Debate about priorities among creditors has extended for over twenty years and, while slowing, hasn't ended in a consensus. Most of the focus of this debate has been on secured credit. Notwithstanding various academic objections, the recent revisions of Article 9 of the UCC strengthened the political commitment to the place of secured credit. The battleground over priority thus shifts to the world of unsecured credit in bankruptcy. Are some of the remaining unsecured creditors more equal than others? The answer is of course yes. Beginning with Section 5 of the Bankruptcy Act of 1841 Congress determined that one sort of unsecured creditors, employees, have statutory priority over other unsecured creditors. Is the wage priority efficient? Or is this priority justified or at least explained by principles outside the sphere of the market? Part I of this working paper summarizes the legal history of the wage priority in bankruptcy beginning with the Bankruptcy Act of 1841. Even though bankruptcy was a Whig political gambit in the election of 1840, I contend that by 1841 the rise of politically active evangelicals also played a role in America's first modern bankruptcy law. I next turn to the Supreme Court's most recent foray into statutory priories, Howard Delivery Service, Inc. v. Zurich Am. Ins. Co. The Court in Howard Delivery concluded that the statutory priority afforded employee benefits did not extend to unpaid premiums for workers compensation insurance. During the course of its analysis the majority passed over without mention the one normative vision that stretched back to 1841: protection of wage earners and their families. Thus in Part III I consider three perspectives on the justification of the wage priority.
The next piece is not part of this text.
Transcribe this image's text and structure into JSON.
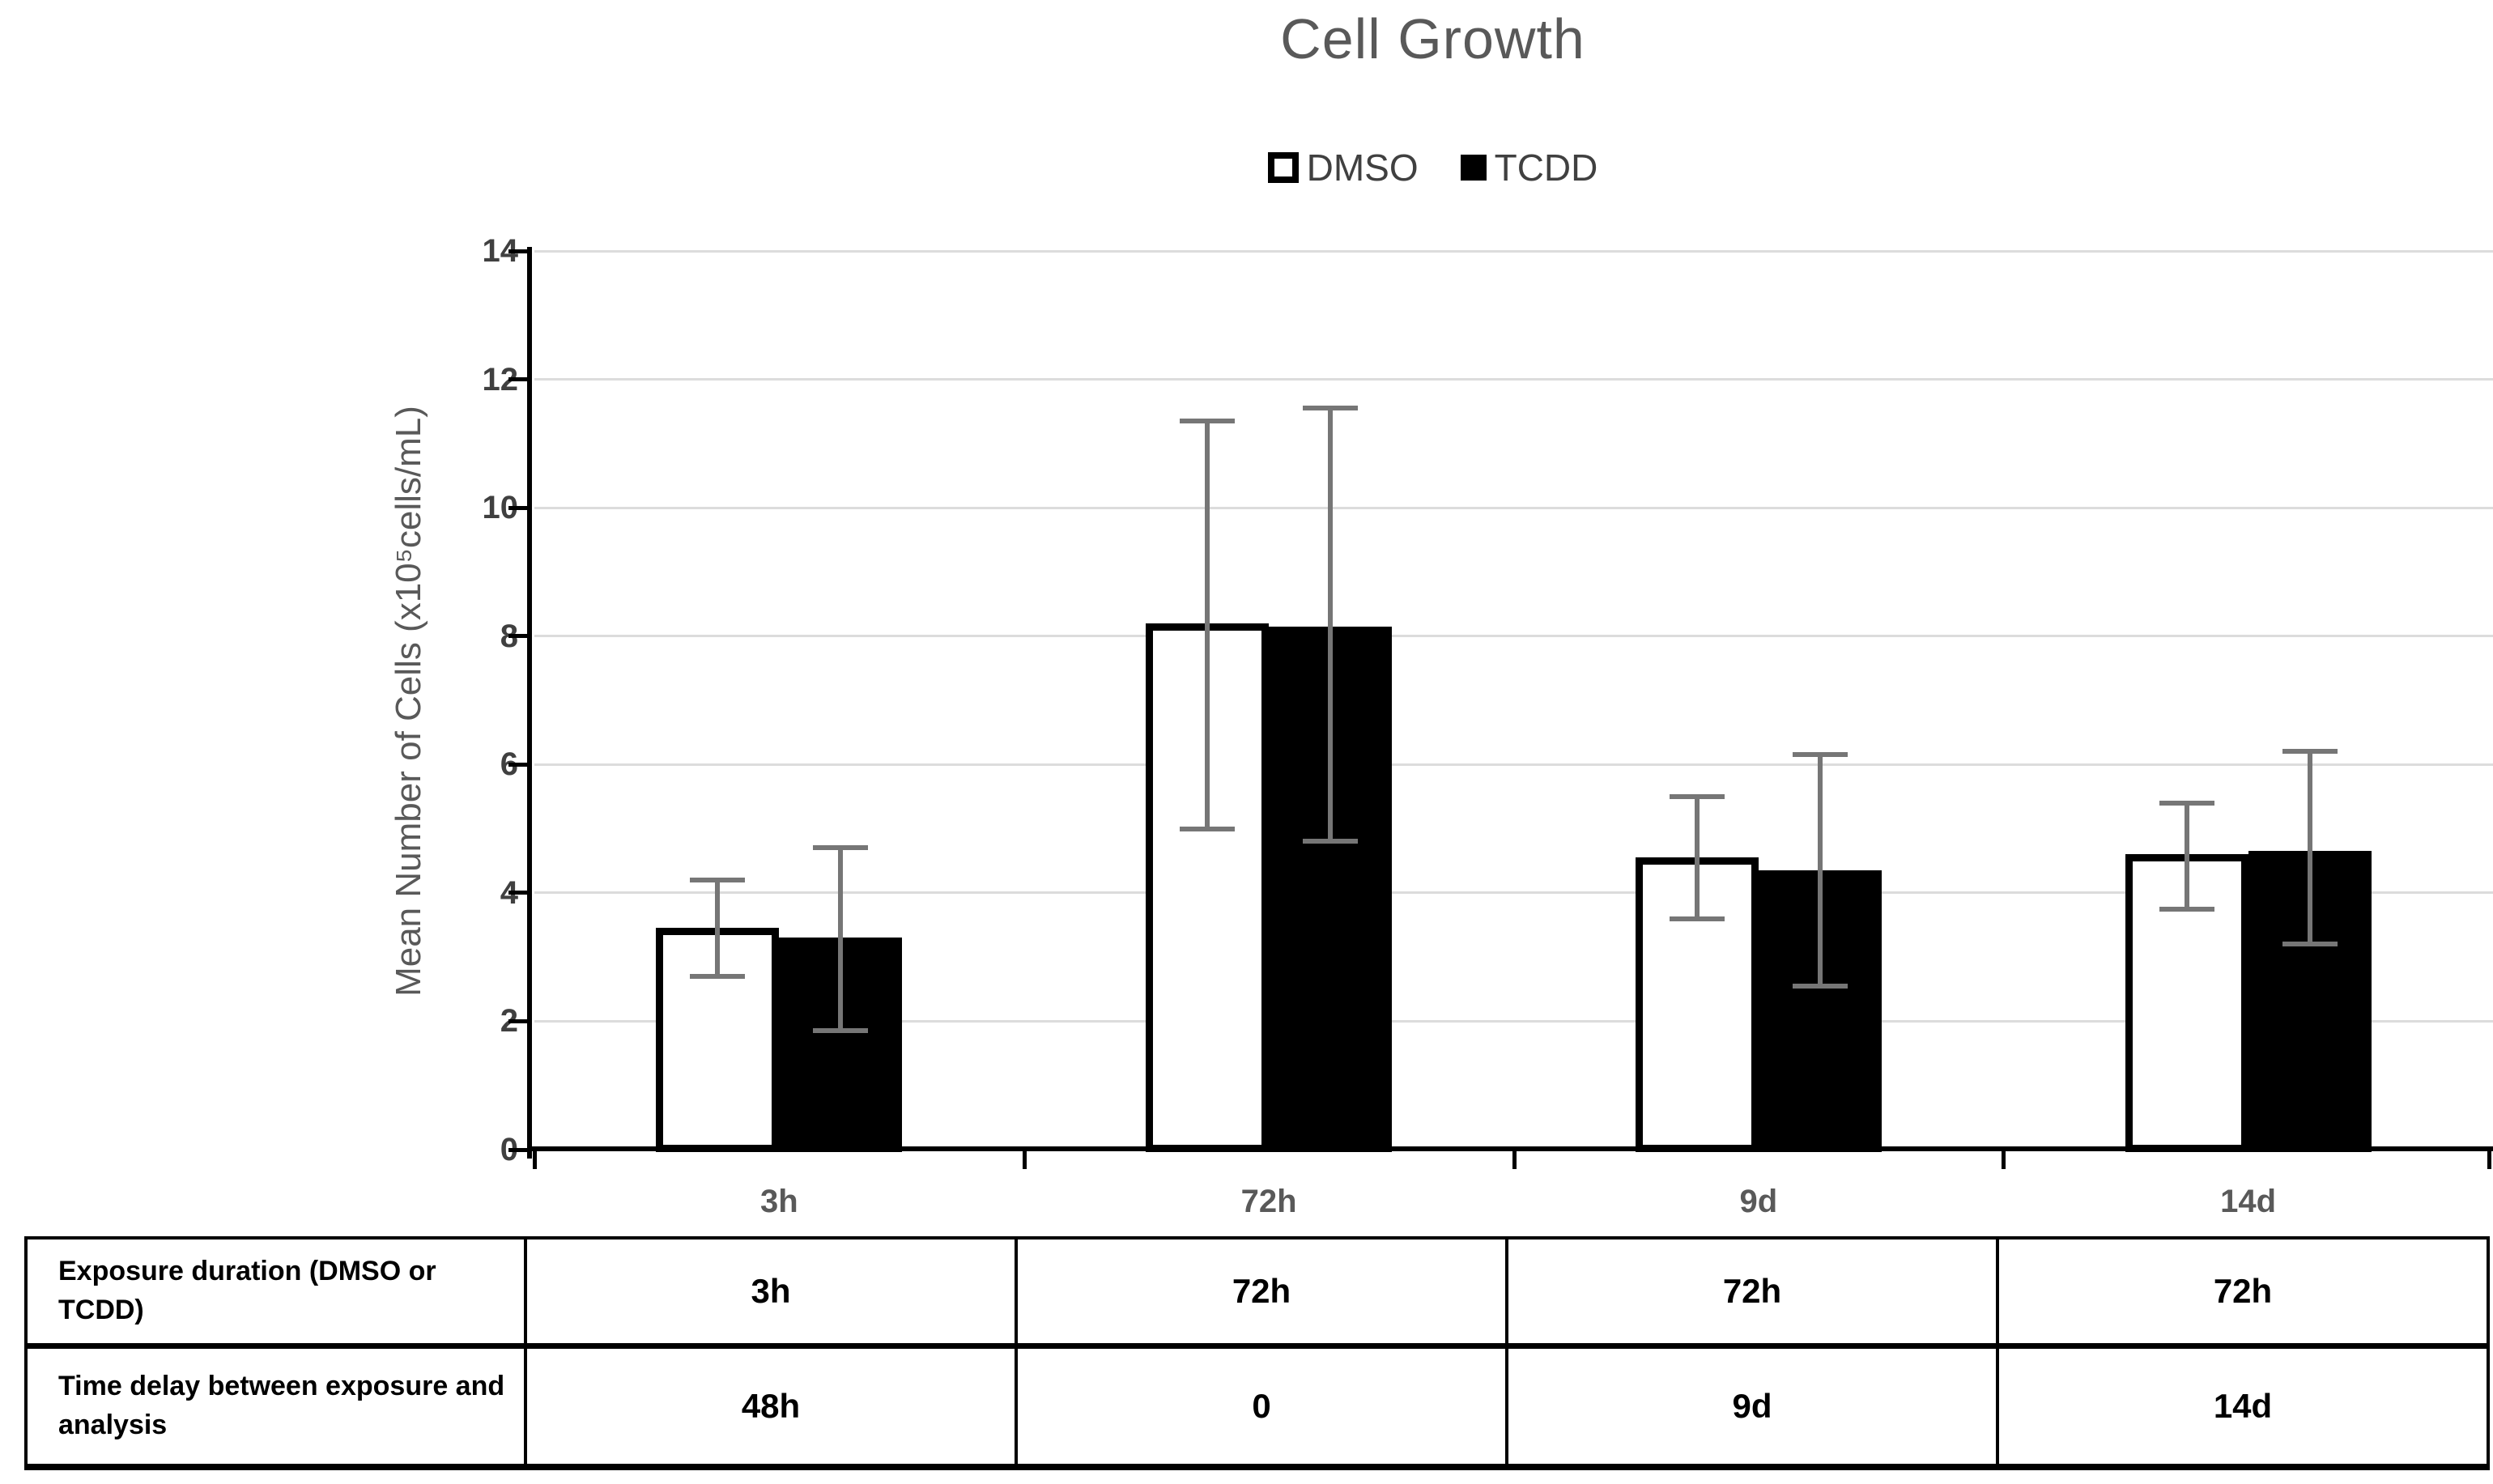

Market failure contrasting with rational autonomy (the situational and the existential perspectives) are the first two. The third perspective, the normative, considers the justice of a wage priority. This Part examines the religious, cultural, and political matrix of the 1841 Act, focusing on ante-bellum American evangelicals and the Whigs. I argue that religious and political confluences on public morality played a significant role in the creation of the wage priority.